O que funciona como informação é outro tipo de reportagem, como a que produziu a Folha de S.Paulo, esclarecendo que o tratamento contra o vício do crack ainda é um desafio para a medicina. Segundo o jornal, não há remédios específicos para a redução da dependência de crack e cocaína, e são verificados resultados positivos em apenas um terço dos pacientes.

Uma experiência bem sucedida já aplicada na Cracolândia, que misturava processos de desintoxicação com múltiplas ações terapêuticas, foi abandonada sem justificativa oficial embora tivesse conseguido dobrar a taxa de adesão ao tratamento, segundo fonte citada pela Folha.
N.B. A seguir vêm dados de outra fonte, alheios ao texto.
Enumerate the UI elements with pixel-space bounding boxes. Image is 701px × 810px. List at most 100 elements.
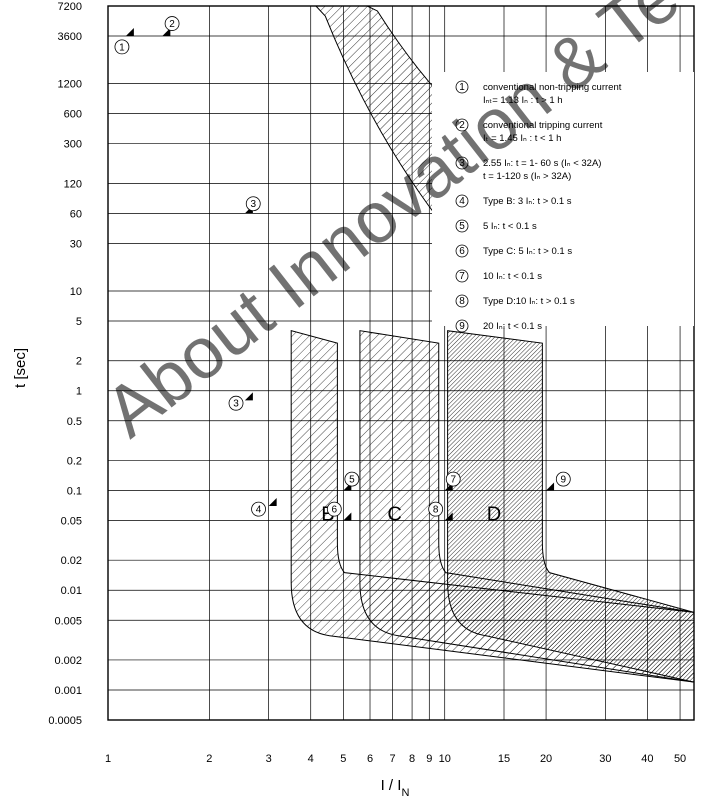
x-tick-label: 10	[439, 753, 451, 765]
legend-num-3: 3	[459, 158, 465, 169]
y-tick-label: 5	[76, 316, 82, 328]
legend-line: conventional non-tripping current	[483, 82, 622, 93]
legend-circle-9	[455, 319, 469, 333]
y-tick-label: 0.02	[61, 555, 82, 567]
marker-num-1: 1	[119, 42, 125, 53]
legend-num-9: 9	[459, 321, 465, 332]
y-tick-label: 0.001	[54, 685, 82, 697]
legend-num-6: 6	[459, 246, 465, 257]
legend-line: Iₜ = 1.45 Iₙ : t < 1 h	[483, 133, 561, 144]
x-tick-label: 9	[426, 753, 432, 765]
legend-circle-7	[455, 269, 469, 283]
y-tick-label: 0.2	[67, 455, 82, 467]
legend-circle-4	[455, 194, 469, 208]
x-tick-label: 1	[105, 753, 111, 765]
marker-tri-8	[444, 512, 453, 521]
legend-line: Type D:10 Iₙ: t > 0.1 s	[483, 296, 575, 307]
y-tick-label: 3600	[58, 31, 82, 43]
legend-circle-5	[455, 219, 469, 233]
tick-labels: 1 2 3 4 5 6 7 8 9 10 15 20 30 40 507200360012006003001…	[48, 1, 686, 765]
marker-num-9: 9	[561, 475, 567, 486]
legend-num-1: 1	[459, 82, 465, 93]
y-tick-label: 600	[64, 109, 82, 121]
y-tick-label: 120	[64, 178, 82, 190]
y-tick-label: 300	[64, 139, 82, 151]
y-tick-label: 0.1	[67, 485, 82, 497]
y-tick-label: 10	[70, 286, 82, 298]
zone-d	[447, 330, 695, 683]
y-tick-label: 0.5	[67, 416, 82, 428]
marker-num-6: 6	[332, 505, 338, 516]
legend-line: t = 1-120 s (Iₙ > 32A)	[483, 171, 571, 182]
marker-tri-4	[268, 497, 277, 506]
legend-line: 20 Iₙ: t < 0.1 s	[483, 321, 542, 332]
marker-circle-3	[228, 395, 244, 411]
x-tick-label: 3	[266, 753, 272, 765]
marker-num-7: 7	[450, 475, 456, 486]
x-tick-label: 50	[674, 753, 686, 765]
marker-tri-2	[162, 28, 171, 37]
legend-line: Type C: 5 Iₙ: t > 0.1 s	[483, 246, 572, 257]
legend-line: Type B: 3 Iₙ: t > 0.1 s	[483, 196, 572, 207]
legend-box	[432, 72, 694, 326]
legend-line: 10 Iₙ: t < 0.1 s	[483, 271, 542, 282]
legend-num-7: 7	[459, 271, 465, 282]
y-tick-label: 30	[70, 238, 82, 250]
marker-tri-1	[125, 28, 134, 37]
legend-circle-3	[455, 156, 469, 170]
marker-num-8: 8	[433, 505, 439, 516]
x-axis-title: I / IN	[381, 777, 410, 799]
y-tick-label: 0.002	[54, 655, 82, 667]
y-tick-label: 0.05	[61, 516, 82, 528]
x-tick-label: 2	[206, 753, 212, 765]
legend-num-4: 4	[459, 196, 465, 207]
y-tick-label: 1200	[58, 79, 82, 91]
y-tick-label: 0.0005	[48, 715, 82, 727]
marker-num-4: 4	[256, 505, 262, 516]
y-tick-label: 1	[76, 386, 82, 398]
x-tick-label: 5	[340, 753, 346, 765]
y-axis-title: t [sec]	[12, 348, 29, 388]
zone-label-c: C	[387, 504, 401, 526]
x-tick-label: 4	[308, 753, 314, 765]
marker-circle-8	[428, 501, 444, 517]
x-tick-label: 7	[389, 753, 395, 765]
x-tick-label: 8	[409, 753, 415, 765]
marker-num-3: 3	[233, 399, 239, 410]
legend-circle-1	[455, 80, 469, 94]
x-tick-label: 15	[498, 753, 510, 765]
x-tick-label: 20	[540, 753, 552, 765]
y-tick-label: 7200	[58, 1, 82, 13]
legend-num-8: 8	[459, 296, 465, 307]
y-tick-label: 2	[76, 356, 82, 368]
legend-num-2: 2	[459, 120, 465, 131]
marker-num-2: 2	[169, 19, 175, 30]
marker-circle-6	[326, 501, 342, 517]
y-tick-label: 60	[70, 208, 82, 220]
marker-tri-6	[343, 512, 352, 521]
marker-circle-5	[344, 471, 360, 487]
legend-line: Iₙₜ= 1.13 Iₙ : t > 1 h	[483, 95, 563, 106]
marker-num-3: 3	[250, 199, 256, 210]
zone-label-d: D	[487, 504, 501, 526]
x-tick-label: 40	[641, 753, 653, 765]
x-tick-label: 30	[599, 753, 611, 765]
plot-border	[107, 5, 695, 721]
y-tick-label: 0.01	[61, 585, 82, 597]
marker-circle-4	[251, 501, 266, 517]
marker-circle-3	[245, 196, 261, 212]
y-tick-label: 0.005	[54, 615, 82, 627]
marker-circle-2	[164, 16, 180, 31]
legend: 1 conventional non-tripping current Iₙₜ= 1…	[432, 72, 694, 333]
callout-markers: 1 2 3 3 4 5 6 7 8 9	[114, 16, 571, 521]
legend-line: 5 Iₙ: t < 0.1 s	[483, 221, 537, 232]
legend-line: 2.55 Iₙ: t = 1- 60 s (Iₙ < 32A)	[483, 158, 601, 169]
marker-circle-7	[445, 471, 461, 487]
plot-frame	[107, 5, 695, 721]
legend-circle-8	[455, 294, 469, 308]
marker-circle-1	[114, 39, 130, 55]
marker-tri-9	[546, 482, 555, 491]
legend-line: conventional tripping current	[483, 120, 603, 131]
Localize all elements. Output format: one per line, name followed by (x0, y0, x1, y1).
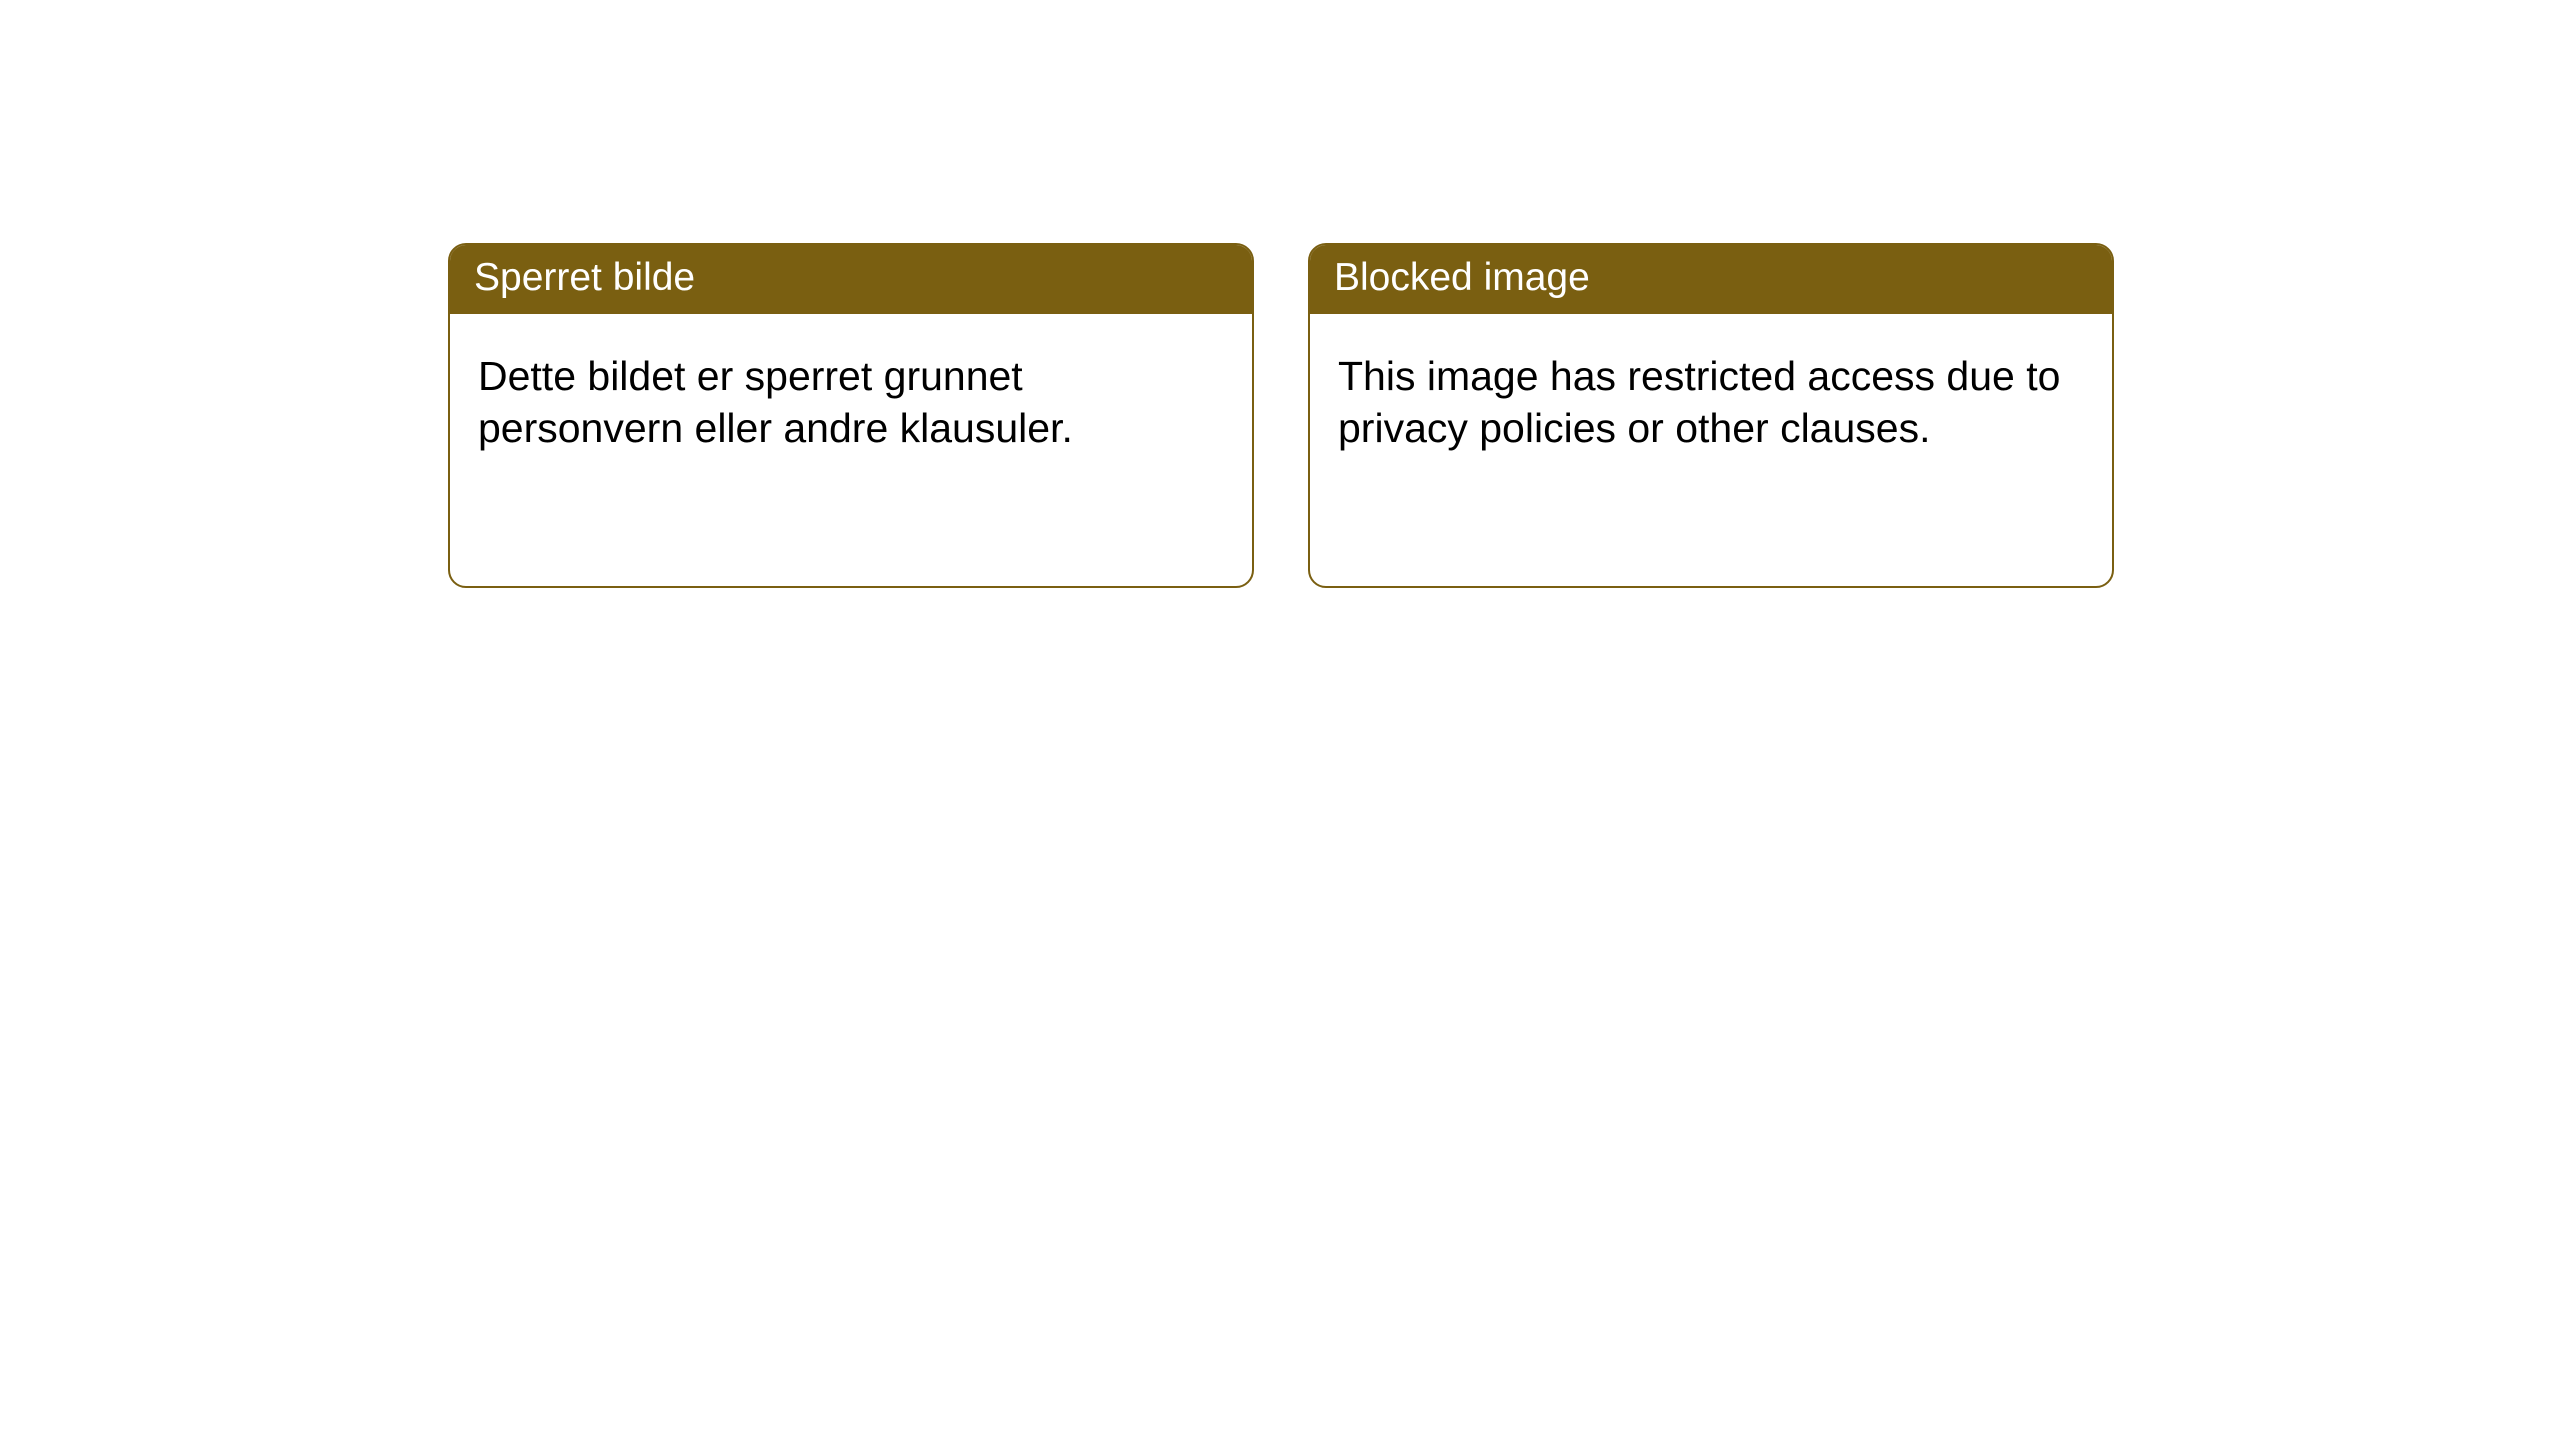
notice-card-title: Sperret bilde (450, 245, 1252, 314)
notice-card-body: This image has restricted access due to … (1310, 314, 2112, 586)
notice-card-title: Blocked image (1310, 245, 2112, 314)
notice-container: Sperret bilde Dette bildet er sperret gr… (0, 0, 2560, 588)
notice-card-english: Blocked image This image has restricted … (1308, 243, 2114, 588)
notice-card-body: Dette bildet er sperret grunnet personve… (450, 314, 1252, 586)
notice-card-norwegian: Sperret bilde Dette bildet er sperret gr… (448, 243, 1254, 588)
Também contribui para ampliar a percepção do problema por parte do leitor a série “O desafio do crack”, publicada regularmente pelo Estado de S.Paulo. Ao manter o tema como pauta permanente, o jornal lembra que se trata de um problema crônico, que persiste há mais de uma década.

Os “diários da Cracolândia” publicados pelo Estadão ajudam a humanizar os personagens envolvidos no drama. Mas o risco de essa pauta sensível ser contaminada por declarações oportunistas de candidatos e seus marqueteiros renova-se todos os dias, como um velho vício do qual a imprensa também tem dificuldade para se livrar.